Martinez v. Goldmag Hacking Corp.

Order, Supreme Court, Bronx County (Stanley Green, J.), entered August 12, 2011, which denied defendants’ motion for summary judgment dismissing the complaint on the ground that plaintiff did not suffer a serious injury within the meaning of Insurance Law § 5102 (d), unanimously modified, on the law, *683to grant the motion as to the “permanent consequential limitation of use” and “significant limitation of use” categories of serious injury, and otherwise affirmed, without costs.

Defendants established prima facie that plaintiff suffered neither a “permanent consequential limitation of use” nor a “significant limitation of use” of her left knee or lumbar spine. The orthopedic surgeon who examined plaintiff in August 2010 reported findings of a full range of motion in her lumbar spine and a range of motion in her left knee that was identical to that of her uninjured right knee, and the finding of a mere contusion on the left knee that had since resolved. The radiologist who reviewed MRIs of plaintiff’s lumbar spine and the X ray of plaintiffs left tibia and fibula found no evidence of trauma or causally related injury (see e.g. Antonio v Gear Trans Corp., 65 AD3d 869 [2009]; Thompson v Abbasi, 15 AD3d 95 [2005]).
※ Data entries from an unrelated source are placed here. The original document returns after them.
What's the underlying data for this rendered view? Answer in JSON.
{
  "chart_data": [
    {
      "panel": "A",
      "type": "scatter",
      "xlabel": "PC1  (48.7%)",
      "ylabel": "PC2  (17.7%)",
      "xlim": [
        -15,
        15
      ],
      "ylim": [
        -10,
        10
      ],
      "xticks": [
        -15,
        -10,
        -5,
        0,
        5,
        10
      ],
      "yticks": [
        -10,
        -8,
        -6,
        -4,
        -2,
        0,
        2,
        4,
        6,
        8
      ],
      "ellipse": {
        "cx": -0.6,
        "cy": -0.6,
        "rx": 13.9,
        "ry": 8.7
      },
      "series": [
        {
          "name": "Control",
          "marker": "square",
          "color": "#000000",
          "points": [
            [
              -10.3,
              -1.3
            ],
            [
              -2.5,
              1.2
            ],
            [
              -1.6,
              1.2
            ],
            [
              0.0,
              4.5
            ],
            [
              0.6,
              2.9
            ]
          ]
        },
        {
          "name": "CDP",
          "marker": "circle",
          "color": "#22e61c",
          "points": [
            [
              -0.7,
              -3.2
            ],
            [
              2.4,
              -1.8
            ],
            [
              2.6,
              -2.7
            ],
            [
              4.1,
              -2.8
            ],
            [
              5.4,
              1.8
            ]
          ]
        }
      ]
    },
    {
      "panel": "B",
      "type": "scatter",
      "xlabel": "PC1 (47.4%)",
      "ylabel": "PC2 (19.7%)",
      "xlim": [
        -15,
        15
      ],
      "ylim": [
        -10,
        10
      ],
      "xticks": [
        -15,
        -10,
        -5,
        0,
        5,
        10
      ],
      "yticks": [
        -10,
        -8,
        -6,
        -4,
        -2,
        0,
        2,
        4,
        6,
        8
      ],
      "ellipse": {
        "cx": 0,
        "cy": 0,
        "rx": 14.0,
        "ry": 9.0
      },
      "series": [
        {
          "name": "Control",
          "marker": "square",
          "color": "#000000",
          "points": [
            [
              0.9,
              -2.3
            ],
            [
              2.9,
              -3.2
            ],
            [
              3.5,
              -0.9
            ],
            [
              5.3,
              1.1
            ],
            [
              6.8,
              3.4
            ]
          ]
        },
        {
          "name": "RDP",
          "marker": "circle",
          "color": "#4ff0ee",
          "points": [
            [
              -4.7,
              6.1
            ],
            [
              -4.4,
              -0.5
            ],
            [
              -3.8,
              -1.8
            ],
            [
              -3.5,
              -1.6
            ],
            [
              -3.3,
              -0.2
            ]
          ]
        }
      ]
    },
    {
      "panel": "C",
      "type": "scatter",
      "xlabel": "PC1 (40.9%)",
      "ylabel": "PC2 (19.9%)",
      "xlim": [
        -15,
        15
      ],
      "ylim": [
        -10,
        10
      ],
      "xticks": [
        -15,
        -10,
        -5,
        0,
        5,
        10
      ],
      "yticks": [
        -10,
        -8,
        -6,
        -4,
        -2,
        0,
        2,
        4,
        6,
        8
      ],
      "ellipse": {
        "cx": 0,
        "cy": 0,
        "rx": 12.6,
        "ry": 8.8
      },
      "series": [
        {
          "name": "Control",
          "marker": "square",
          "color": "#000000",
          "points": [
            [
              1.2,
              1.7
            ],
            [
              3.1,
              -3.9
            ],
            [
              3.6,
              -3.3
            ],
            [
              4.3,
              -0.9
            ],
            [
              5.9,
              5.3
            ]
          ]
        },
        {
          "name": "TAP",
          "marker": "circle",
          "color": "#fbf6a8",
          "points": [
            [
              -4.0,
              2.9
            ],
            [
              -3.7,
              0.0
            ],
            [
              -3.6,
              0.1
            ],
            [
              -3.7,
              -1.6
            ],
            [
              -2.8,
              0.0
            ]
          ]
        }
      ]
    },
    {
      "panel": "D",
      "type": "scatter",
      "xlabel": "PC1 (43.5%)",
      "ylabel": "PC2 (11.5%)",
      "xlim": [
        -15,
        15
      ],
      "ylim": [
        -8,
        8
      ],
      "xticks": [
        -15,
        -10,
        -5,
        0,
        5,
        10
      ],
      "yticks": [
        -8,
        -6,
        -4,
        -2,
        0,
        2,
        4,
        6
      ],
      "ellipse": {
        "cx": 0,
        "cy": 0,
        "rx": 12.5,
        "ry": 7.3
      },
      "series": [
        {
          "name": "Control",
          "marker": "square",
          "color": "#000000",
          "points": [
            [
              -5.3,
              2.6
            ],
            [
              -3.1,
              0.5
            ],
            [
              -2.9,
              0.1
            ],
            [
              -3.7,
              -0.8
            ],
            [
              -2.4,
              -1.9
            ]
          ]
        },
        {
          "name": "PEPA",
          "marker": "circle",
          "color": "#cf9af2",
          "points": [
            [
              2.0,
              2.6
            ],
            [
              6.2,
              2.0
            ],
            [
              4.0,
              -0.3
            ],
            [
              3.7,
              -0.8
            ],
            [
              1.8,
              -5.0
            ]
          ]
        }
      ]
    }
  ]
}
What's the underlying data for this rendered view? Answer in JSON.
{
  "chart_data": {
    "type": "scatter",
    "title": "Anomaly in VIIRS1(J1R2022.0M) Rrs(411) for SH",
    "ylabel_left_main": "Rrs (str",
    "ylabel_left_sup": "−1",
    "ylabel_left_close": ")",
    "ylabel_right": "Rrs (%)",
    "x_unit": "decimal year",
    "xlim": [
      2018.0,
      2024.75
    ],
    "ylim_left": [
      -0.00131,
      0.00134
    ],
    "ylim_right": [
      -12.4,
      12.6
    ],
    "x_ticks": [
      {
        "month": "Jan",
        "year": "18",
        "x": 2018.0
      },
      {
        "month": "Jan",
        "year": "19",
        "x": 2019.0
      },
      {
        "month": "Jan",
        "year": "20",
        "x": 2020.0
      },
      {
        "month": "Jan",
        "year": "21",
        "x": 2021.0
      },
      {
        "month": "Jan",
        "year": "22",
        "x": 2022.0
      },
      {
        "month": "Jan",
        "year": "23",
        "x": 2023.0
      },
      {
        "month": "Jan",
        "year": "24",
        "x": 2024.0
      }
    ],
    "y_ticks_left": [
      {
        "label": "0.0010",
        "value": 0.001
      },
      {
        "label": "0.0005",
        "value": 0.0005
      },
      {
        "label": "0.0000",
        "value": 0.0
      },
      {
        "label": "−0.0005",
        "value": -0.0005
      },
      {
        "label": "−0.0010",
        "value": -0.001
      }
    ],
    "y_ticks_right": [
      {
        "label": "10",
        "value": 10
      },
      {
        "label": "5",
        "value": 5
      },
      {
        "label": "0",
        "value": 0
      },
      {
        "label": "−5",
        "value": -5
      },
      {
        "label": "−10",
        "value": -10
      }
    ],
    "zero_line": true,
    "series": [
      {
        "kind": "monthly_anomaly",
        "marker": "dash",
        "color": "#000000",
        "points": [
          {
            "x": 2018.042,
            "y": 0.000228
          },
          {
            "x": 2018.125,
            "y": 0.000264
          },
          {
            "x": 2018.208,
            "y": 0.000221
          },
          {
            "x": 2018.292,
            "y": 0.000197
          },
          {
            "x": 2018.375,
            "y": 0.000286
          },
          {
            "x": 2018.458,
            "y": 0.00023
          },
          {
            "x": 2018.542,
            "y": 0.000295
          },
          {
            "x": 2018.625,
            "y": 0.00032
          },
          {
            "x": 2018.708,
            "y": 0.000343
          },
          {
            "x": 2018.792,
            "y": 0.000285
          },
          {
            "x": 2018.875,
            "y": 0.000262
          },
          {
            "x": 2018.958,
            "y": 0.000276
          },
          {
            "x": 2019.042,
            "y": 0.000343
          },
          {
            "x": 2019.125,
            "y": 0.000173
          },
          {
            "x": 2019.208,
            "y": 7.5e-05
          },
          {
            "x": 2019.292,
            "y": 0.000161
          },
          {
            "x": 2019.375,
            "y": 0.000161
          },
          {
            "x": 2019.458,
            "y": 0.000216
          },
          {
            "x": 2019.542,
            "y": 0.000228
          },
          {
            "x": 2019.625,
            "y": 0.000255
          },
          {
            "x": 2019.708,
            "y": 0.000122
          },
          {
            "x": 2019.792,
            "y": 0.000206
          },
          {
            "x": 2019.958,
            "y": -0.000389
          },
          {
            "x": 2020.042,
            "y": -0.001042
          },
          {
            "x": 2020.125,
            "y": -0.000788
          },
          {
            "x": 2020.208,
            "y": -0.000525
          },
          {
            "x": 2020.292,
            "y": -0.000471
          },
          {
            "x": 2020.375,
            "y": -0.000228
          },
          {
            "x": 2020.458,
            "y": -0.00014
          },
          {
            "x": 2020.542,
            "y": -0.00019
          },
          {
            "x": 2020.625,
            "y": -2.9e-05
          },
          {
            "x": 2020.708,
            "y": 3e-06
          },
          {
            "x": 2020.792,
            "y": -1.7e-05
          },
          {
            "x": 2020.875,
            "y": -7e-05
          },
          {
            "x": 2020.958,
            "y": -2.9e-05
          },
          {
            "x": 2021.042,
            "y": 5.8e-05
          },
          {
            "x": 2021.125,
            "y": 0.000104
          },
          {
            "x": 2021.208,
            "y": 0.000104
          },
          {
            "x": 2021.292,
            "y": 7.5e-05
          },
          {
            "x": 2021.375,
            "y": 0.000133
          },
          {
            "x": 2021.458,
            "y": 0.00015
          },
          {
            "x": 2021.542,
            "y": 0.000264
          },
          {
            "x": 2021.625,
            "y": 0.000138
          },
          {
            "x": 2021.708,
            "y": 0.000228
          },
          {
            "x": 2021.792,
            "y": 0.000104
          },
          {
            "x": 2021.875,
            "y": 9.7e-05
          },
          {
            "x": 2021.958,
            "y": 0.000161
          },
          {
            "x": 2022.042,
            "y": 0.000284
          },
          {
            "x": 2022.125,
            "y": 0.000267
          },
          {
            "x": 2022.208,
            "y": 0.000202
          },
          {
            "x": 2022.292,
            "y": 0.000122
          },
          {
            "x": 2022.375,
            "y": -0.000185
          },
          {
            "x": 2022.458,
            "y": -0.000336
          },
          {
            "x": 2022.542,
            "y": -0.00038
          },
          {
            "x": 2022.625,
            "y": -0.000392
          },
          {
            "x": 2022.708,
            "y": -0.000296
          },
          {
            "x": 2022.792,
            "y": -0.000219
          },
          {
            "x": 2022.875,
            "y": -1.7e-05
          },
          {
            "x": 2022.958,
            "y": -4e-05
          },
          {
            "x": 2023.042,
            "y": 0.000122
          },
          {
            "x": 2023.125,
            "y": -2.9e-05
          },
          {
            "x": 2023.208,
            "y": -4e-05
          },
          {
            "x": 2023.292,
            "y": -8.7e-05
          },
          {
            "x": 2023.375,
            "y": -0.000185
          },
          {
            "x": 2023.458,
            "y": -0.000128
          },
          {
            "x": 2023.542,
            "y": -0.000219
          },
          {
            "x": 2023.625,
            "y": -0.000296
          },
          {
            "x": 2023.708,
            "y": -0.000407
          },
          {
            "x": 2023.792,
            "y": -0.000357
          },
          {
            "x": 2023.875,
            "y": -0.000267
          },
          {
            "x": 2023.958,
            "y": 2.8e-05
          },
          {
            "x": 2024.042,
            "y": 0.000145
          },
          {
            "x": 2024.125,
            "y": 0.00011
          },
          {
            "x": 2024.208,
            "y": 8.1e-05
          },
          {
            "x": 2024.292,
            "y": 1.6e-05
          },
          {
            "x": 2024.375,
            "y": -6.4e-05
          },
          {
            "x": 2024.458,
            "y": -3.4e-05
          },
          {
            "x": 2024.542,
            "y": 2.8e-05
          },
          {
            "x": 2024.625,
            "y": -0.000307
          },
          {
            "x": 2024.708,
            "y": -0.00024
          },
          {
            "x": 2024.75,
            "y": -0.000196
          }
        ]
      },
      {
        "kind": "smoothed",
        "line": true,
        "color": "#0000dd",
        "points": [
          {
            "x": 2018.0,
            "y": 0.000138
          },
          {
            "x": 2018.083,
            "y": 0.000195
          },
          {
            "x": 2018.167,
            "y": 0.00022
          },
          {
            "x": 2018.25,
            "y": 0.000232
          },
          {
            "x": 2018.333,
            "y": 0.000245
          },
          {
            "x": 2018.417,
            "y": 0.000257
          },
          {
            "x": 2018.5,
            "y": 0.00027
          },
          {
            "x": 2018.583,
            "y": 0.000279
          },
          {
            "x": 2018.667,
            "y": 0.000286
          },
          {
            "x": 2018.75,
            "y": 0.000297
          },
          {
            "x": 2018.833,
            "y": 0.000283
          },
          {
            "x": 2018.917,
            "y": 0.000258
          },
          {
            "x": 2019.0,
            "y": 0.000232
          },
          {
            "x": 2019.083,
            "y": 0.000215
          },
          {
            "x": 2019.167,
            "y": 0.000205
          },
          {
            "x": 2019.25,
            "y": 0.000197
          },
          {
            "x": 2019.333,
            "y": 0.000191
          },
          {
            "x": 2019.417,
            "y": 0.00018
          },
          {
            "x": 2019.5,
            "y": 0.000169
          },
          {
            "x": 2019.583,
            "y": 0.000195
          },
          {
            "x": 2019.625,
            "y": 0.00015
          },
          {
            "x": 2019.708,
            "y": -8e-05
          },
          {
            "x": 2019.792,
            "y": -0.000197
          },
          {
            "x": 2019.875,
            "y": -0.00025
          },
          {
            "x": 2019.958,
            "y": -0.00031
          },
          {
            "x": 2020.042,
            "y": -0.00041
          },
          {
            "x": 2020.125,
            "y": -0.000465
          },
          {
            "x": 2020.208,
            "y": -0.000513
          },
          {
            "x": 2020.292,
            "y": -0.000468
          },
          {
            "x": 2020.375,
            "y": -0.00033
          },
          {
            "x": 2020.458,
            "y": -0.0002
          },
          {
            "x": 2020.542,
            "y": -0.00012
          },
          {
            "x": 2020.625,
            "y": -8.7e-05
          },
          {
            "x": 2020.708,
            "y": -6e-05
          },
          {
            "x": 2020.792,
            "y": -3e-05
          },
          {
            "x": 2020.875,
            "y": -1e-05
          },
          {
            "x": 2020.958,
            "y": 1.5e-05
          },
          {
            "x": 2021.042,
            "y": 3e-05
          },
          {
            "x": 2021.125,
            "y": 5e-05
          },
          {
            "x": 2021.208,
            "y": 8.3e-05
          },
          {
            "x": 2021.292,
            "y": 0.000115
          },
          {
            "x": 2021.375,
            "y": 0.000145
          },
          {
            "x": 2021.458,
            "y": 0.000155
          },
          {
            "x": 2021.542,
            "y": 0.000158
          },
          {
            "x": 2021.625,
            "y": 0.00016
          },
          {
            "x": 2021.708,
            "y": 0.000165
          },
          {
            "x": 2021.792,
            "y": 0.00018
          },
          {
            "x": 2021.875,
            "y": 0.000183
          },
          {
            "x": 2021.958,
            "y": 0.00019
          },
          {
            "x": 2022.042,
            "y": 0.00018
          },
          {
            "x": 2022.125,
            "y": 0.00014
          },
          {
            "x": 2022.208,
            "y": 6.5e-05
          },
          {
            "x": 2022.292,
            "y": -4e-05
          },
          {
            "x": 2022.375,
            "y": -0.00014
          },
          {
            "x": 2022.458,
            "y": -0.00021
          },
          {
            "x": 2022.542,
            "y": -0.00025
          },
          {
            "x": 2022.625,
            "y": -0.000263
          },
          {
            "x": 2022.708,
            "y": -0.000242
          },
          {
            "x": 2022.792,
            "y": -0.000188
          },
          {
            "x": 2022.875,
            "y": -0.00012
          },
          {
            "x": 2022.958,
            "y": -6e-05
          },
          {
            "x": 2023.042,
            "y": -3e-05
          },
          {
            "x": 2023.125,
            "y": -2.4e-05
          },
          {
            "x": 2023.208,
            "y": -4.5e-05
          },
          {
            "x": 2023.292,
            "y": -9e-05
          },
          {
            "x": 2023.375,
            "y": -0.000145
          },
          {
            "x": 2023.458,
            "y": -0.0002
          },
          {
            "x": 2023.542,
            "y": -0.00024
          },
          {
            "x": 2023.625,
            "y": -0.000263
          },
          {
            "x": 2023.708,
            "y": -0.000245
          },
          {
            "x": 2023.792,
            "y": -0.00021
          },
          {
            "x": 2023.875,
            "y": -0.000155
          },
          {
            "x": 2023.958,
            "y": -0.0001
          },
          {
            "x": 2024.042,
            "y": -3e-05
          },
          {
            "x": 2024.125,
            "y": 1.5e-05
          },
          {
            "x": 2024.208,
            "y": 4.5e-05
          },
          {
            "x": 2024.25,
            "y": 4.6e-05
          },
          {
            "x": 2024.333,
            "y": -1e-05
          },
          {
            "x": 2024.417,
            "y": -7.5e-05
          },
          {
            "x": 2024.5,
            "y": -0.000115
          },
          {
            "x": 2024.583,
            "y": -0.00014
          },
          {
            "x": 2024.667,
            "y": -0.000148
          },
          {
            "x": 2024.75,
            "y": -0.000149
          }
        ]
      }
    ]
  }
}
Plaintiff failed to present any evidence of a recent examination supporting the alleged “permanent consequential” or “significant limitation” injuries (see e.g. Shu Chi Lam v Wang Dong, 84 AD3d 515 [2011]). Her treating orthopedic surgeon had not examined her since October 2009, which was about one month after her surgery and nearly 10 months before defendants’ orthopedic surgeon examined her, and did not quantify any limitations or opine as to qualitative limitations at that time (see Toure v Avis Rent A Car Sys., 98 NY2d 345, 350-351 [2002]).

Although defendants made out their prima facie case as to plaintiffs 90/180-day claim, plaintiff raised an issue of fact by submitting her orthopedic surgeon’s determination, made during the relevant period, that she was not able to work, was totally disabled, and required arthroscopic surgery to repair her knee, and her testimony that she was confined to her home for eight months after the accident and had only recently resumed her customary daily activities (see e.g. Williams v Tatham, 92 AD3d 472, 473 [2012]). We note that if plaintiff ultimately prevails on her 90/180-day claim, she will be “entitled to recover damages that justly and fairly compensate [ ] . . . her for all injuries proximately caused by the accident” (Rubin v SMS Taxi Corp., 71 AD3d 548, 549-550 [2010]; see Delgado v Papert Tr., Inc., 93 AD3d 457 [2012]). Concur — Tom, J.P., Sweeny, Renwick, Freedman and Abdus-Salaam, JJ.